Na portalu deon.pl brat Michał wyjaśnia jak poprawnie powinien wyglądać zapis na naszych drzwiach. A powinien wyglądać tak: C+M+B 2015. Znaczy to: "Christus Mansionem Benedicat" - czyli "Niech Chrystus błogosławi ten dom (mieszkanie)" (niektórzy tłumaczą to: "Chryste błogosław temu domowi/mieszkaniu").

Brat Michał wyjaśnia: "dwukrotne pojawiające się "+", to nie "plusiki", tylko "krzyżyki" - znak błogosławieństwa".

A co z zapisem K+M+B, które stosuje wielu Polaków? "K M B wzięło się stąd, że ludzie zaczęli łacińskie "C" zastępować polskim "K". W średniowieczu, kiedy pojawiła się legenda o trzech królach, która w kolejnych wiekach zyskała sporą popularność ludzie zaczęli coraz bardziej utożsamiać owe "K M B" z inicjałami imion trzech mędrców.

 Księga liturgiczna "Obrzędy błogosławieństw" tom II, str. 244 - podaje, że można stosować zapis: C M B, albo: J M J - czyli inicjały Jezusa Maryi Józefa - świętej rodziny.
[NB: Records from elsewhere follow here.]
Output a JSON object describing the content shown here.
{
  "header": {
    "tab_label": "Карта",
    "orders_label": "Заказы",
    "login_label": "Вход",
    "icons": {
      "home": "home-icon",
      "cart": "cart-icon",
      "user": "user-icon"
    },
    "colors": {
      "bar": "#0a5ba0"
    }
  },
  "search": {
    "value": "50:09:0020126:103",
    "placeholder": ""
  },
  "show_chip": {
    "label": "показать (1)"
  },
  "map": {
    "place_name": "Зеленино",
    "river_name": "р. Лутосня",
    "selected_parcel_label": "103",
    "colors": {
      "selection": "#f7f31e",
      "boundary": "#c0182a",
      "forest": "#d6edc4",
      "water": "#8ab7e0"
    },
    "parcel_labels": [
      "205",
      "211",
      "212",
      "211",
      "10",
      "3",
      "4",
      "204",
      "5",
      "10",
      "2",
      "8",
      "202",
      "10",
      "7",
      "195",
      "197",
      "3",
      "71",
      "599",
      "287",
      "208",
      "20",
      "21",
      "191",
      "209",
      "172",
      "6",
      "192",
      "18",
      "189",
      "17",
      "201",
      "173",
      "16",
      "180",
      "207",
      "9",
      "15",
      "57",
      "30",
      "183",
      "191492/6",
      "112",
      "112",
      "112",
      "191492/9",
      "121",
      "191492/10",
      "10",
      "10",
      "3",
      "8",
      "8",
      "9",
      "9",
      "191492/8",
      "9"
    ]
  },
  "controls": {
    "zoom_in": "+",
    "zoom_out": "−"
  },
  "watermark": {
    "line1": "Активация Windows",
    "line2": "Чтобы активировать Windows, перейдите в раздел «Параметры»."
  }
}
Nie ma zaś czegoś takiego jak K M B!".

Na koniec brat Michał dodaje: "Dlatego warto powrócić do chwalebnej tradycji chrześcijańskiej i już dziś na drzwiach naszych domów zapisać C+M+B 2015, prosząc świadomie Jezusa Chrystusa o jego błogosławieństwo, a nie" jakiegoś" Kacpra, Melchiora i Baltazara. Ja przynajmniej tak zrobię".